Jorjin Technologies chairman Tom Liang frames AR glasses as a transformative milestone for the display industry, calling them a revolution that integrates several core technologies. According to Liang, the new generation of devices brings together near-eye displays, microLED, and waveguides, establishing a technology stack that underpins the next phase of wearable visual computing. He emphasizes that this momentum is being powered by advances in both chips and display components, which are converging to enable more capable and compact systems.
Liang’s view places near-eye displays, microLED, and waveguides at the center of AR glasses design, identifying them as the key technologies required to deliver the category’s promise. While each component plays a distinct role, their combination defines how images are generated, guided, and presented close to the eye in lightweight form factors. This integration signals a clear direction for display system engineering that is tightly linked to progress in semiconductor performance and power efficiency.

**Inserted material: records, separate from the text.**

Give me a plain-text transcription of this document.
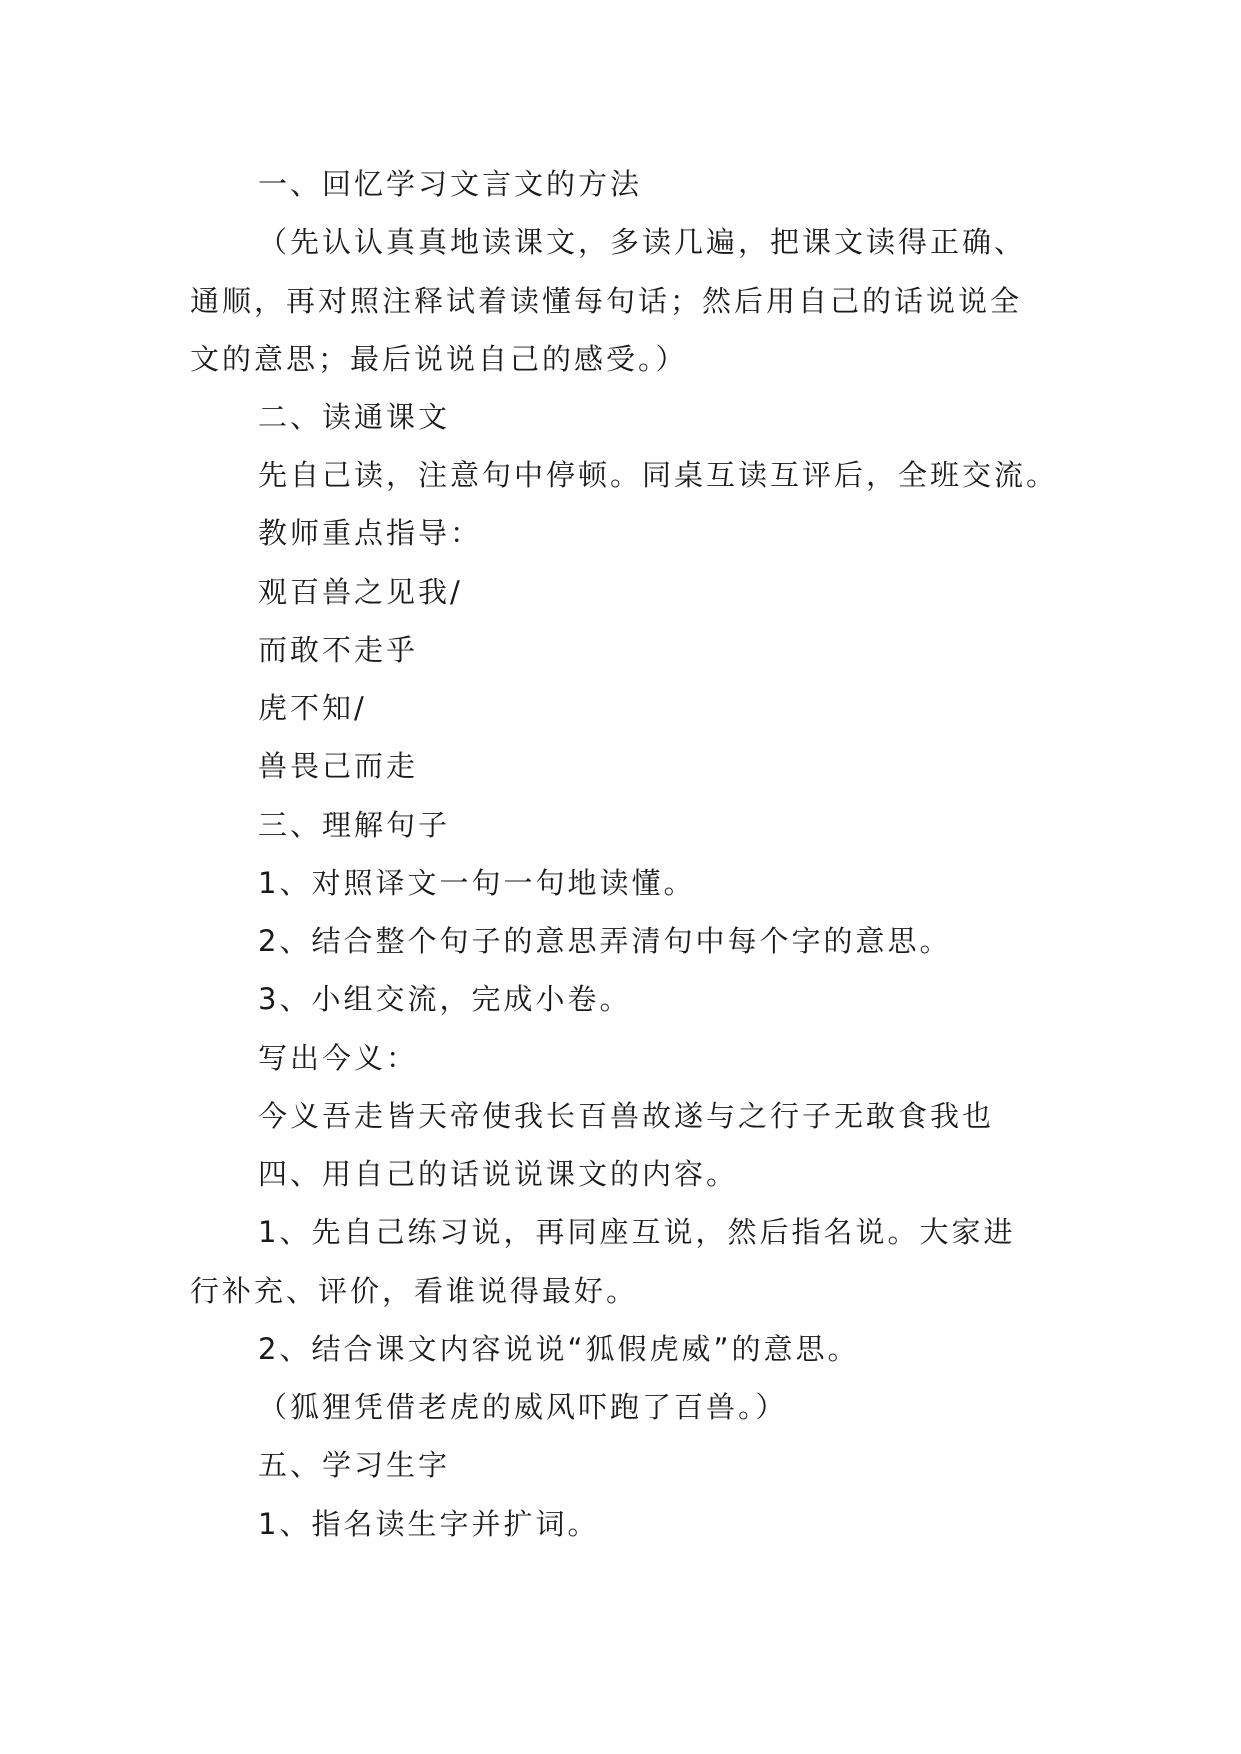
一、回忆学习文言文的方法
（先认认真真地读课文，多读几遍，把课文读得正确、
通顺，再对照注释试着读懂每句话；然后用自己的话说说全
文的意思；最后说说自己的感受。）
二、读通课文
先自己读，注意句中停顿。同桌互读互评后，全班交流。
教师重点指导：
观百兽之见我/
而敢不走乎
虎不知/
兽畏己而走
三、理解句子
1、对照译文一句一句地读懂。
2、结合整个句子的意思弄清句中每个字的意思。
3、小组交流，完成小卷。
写出今义：
今义吾走皆天帝使我长百兽故遂与之行子无敢食我也
四、用自己的话说说课文的内容。
1、先自己练习说，再同座互说，然后指名说。大家进
行补充、评价，看谁说得最好。
2、结合课文内容说说“狐假虎威”的意思。
（狐狸凭借老虎的威风吓跑了百兽。）
五、学习生字
1、指名读生字并扩词。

Crucially, Liang argues that Artificial Intelligence and AR are now developing in a symbiotic relationship. As he describes it, the trajectory of AR hardware is intertwined with the evolution of compute, with chip-level breakthroughs and display innovations reinforcing one another. The result, he suggests, is a feedback loop in which better processing unlocks richer experiences for AR glasses, and the demands of those experiences, in turn, push further improvements in silicon and optics. In this framing, AR glasses become a focal point where display technologies and semiconductor advances align, and where Artificial Intelligence increasingly shapes how users interact with information in real time.